Is GDP growth good for standards of living because it's GDP growth or because of the factors that cause GDP growth?

GDP = Consumption + Investment + Government spending* + (Exports - Imports**)

A higher GDP implies people are able to afford greater amounts of goods and services, businesses are able to invest in future growth and wealth creation, government can offer more services, and people can trade for more goods they desire that are not produced domestically.

A growth in GDP necessarily means that at least one of these things increased in the net aggregate to a greater effect than the others were reduced- meaning that while one factor, say investment, may have declined, consumption or government spending or trade must have grown at an even greater rate than the declining factor, so the economy must be wealthier overall.

Whether these things are 'good' is a normative statement that can't be answered by economics alone, but I doubt many people would be willing argue a wealthier society is bad.

*A word on government spending. At first glance one might think that an increase in government spending shouldn't be counted for the purposes of measuring wealth in a society since government derives its ability to provide services from taxation and debt.
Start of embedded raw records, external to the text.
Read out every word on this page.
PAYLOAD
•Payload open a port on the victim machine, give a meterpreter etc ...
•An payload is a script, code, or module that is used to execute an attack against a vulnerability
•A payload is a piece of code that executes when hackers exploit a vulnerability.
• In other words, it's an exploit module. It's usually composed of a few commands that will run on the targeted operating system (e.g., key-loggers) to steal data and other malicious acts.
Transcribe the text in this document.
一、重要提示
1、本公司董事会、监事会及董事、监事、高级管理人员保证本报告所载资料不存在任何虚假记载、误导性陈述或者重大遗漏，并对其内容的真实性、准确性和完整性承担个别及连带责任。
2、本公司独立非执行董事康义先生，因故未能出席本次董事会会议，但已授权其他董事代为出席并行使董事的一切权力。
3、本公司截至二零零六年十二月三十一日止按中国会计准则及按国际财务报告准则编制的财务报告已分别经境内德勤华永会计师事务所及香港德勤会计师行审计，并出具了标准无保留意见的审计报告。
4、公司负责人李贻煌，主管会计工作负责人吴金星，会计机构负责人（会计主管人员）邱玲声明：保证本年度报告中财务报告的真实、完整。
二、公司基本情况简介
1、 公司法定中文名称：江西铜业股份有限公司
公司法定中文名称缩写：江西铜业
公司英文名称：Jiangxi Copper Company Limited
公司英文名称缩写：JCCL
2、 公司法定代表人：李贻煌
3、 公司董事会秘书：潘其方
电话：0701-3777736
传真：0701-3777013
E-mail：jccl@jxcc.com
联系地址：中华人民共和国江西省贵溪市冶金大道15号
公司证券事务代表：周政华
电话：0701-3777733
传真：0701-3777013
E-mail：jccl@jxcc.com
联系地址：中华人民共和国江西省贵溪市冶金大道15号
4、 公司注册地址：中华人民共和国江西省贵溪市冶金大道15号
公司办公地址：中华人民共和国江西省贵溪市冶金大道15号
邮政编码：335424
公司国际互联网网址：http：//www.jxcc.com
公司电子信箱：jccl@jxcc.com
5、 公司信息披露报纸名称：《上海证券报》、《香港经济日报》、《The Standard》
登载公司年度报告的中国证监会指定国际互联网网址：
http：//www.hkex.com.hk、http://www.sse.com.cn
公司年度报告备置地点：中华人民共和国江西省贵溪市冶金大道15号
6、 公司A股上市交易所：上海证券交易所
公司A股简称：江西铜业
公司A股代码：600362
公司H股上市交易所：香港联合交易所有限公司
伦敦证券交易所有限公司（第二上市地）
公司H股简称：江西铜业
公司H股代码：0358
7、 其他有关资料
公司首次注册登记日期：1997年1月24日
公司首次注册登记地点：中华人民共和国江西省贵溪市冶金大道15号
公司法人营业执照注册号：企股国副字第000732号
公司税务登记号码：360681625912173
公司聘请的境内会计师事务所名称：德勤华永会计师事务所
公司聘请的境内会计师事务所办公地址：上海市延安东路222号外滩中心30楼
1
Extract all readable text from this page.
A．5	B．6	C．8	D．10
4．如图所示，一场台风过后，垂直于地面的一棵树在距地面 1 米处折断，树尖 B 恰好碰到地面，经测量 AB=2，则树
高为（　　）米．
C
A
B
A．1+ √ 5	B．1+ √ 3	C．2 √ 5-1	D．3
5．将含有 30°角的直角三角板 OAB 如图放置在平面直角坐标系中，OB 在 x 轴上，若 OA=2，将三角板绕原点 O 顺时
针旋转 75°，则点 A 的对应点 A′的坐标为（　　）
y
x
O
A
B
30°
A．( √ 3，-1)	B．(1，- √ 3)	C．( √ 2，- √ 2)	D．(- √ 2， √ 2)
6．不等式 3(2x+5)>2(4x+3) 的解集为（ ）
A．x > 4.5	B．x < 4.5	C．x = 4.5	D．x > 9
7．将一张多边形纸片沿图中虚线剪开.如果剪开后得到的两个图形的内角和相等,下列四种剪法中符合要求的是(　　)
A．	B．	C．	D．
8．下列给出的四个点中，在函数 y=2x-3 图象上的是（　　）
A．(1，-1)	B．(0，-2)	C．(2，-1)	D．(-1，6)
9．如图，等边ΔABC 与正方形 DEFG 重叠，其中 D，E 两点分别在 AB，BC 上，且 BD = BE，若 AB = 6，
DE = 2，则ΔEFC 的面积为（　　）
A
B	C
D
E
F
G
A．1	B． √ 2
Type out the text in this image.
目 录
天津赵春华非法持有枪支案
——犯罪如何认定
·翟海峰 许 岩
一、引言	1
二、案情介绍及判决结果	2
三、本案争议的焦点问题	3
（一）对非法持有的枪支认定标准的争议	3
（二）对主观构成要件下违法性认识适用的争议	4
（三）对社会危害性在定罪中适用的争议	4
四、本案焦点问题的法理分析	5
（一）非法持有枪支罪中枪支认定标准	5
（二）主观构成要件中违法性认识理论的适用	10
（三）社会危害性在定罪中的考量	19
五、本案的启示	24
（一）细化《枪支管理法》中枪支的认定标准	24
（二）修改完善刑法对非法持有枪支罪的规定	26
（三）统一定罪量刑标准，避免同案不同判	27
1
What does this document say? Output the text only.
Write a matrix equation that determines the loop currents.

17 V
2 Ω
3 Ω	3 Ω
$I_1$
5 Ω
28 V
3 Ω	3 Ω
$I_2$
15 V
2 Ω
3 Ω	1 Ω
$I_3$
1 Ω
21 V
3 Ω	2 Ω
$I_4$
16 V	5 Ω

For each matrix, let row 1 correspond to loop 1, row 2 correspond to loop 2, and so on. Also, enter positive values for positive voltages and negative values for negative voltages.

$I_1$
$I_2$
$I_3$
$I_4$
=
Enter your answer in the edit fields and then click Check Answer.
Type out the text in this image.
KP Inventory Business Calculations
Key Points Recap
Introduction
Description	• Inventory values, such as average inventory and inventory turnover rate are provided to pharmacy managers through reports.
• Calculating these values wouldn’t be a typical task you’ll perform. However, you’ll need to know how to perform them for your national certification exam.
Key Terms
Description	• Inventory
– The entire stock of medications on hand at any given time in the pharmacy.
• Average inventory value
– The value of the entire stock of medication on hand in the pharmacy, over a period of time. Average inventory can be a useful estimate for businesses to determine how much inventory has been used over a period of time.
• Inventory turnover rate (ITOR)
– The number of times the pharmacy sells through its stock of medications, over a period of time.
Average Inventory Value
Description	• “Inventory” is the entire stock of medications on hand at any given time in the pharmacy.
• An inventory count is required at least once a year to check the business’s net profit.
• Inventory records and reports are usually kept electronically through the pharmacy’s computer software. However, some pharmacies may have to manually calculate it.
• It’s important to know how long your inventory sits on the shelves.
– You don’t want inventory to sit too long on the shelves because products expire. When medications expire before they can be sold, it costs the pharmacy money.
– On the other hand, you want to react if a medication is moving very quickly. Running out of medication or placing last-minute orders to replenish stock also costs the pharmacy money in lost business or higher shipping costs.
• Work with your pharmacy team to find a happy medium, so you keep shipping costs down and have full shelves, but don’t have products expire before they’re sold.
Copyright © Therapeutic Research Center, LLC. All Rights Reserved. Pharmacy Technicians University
However, this is accounted for by GDP, since an increased taxation rate on individuals will leave them with less disposable income thus reducing the factor of consumption, an increased taxation rate on corporations will leave them with less to invest with thus reducing the factor of investment, and an increase in tariffs will result in less trade. So we know that increasing government spending alone doesn't distort GDP to the effect that increasing government spending = higher GDP, since an increase in government spending implies a reduction in the other factors to a net of 0 effect overall on GDP, similar to how the balance of trade in a global scale always amounts to 0- they're both closed systems. Thus a higher GDP must come from true wealth creation.

**A note on imports. Again at first glance this calculation seems to imply imports hurt GDP, but what is actually happening is that imports are counted as consumption, so the purpose of subtracting imports from the equation is to avoid doubly counting imports as both a factor of consumption and trade.